Светлый фон

В заключение он вновь пожелал мне всяких успехов и поручил передать поклон наследнику и Пашичу.

Я выехал из Петрограда 16 ноября. Дела сербов шли в это время так плохо, что я взял с собой лишь самые необходимые вещи, опасаясь, что мне придется вместе с сербским правительством перекочевывать еще куда-нибудь. В Бухарест я приехал, кажется, 20 ноября рано утром и остановился у Поклевского. Пробыл я там три дня.

Бухарест произвел на меня впечатление шумной и веселой ярмарки. С утра к Поклевскому приходили различные лидеры оппозиции. Я возобновив у него знакомство с Филиппеско, Таке Ионеско и др. Все они выкладывали все последние новости, что кому сказал Братиано, что говорит лидер германофилов Маргиломан и проч. Между прочим, с Маргиломаном я также познакомился в первый упомянутый мной приезд в Румынию, а после этого был у старого короля, который спросил меня, кого из политических деятелей я видел. Когда в числе других я назвал Маргиломана, король Карл[181] заметил: «Да, у него хорошие лошади». По-видимому, других качеств за ним не числилось. Вот этот самый Маргиломан, богатый человек и большой сноб, как, впрочем, многие румыны, сделался предводителем германской партии в Бухаресте и охранителем династических интересов.

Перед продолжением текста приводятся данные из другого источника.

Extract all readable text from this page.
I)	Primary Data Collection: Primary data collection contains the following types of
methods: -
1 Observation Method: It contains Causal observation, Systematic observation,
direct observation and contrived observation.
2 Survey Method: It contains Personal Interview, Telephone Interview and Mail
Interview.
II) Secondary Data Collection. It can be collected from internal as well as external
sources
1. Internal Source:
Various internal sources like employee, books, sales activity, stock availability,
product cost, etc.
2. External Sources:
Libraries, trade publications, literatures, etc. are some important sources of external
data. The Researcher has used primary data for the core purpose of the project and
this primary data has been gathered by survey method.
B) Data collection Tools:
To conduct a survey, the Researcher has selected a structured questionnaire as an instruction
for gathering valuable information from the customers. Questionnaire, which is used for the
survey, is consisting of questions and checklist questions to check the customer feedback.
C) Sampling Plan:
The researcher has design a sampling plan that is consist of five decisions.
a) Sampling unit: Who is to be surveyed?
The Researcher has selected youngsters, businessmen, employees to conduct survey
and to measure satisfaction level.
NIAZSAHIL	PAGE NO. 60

В общем, румынские государственные деятели произвели на меня впечатление, как будто по молчаливому согласию они распределили между собой роли. Лидеры оппозиции, кроме Маргиломана, взывали к выступлению. Братиано держался выжидательной тактики, но если бы первые были уже во власти, а последние в оппозиции, то общая картина вероятно не переменилась бы, только взаимные роли распределились бы иначе. Тот же Братиано был весьма воинственен, когда не был у власти. В это время ему приписывали слова, что Румыния вступит в половине февраля.

Теперь, когда я у него был, Братиано мне сказал, что я наверное уже слышал о сроке выступления Румынии, но что он предпочитает не делать предсказаний по календарю. Тем не менее, он очень определенно заявлял себя, в принципе, сторонником выступления в союзе с нами, и в осторожных выражениях сказал мне, что Румыния готова будет уступить Болгарии небольшую часть территории, если это поможет сдвинуть Болгарию в нашу сторону. Он придавал громадное значение выяснению положения Болгарии и уступку с этой целью Сербией Македонии. Со своей стороны, я высказал ему, что в таком случае всего лучше было бы Румынии взять в свои руки инициативу сближения всех участников Бухарестского договора. Румыния, Сербия и Греция могли бы сплотиться в выработке земельных уступок, которые они сообща сделали бы Болгарии, и первая роль в этом деле могла бы принадлежать Румынии, что вновь упрочило бы ее положение на Балканах. Братиано сказал мне, что он совершенно не доверяет Болгарии, а потому опасается вступать с ней в какие-либо непосредственные переговоры. Последние могут стать тотчас известными австрийцам, и тогда нейтралитет Румынии будет скомпрометирован. Между тем, он находит необходимым, чтобы до самой последней минуты, пока Румыния не выступала, наши враги не могли бы серьезно заподозрить ее в этом намерении.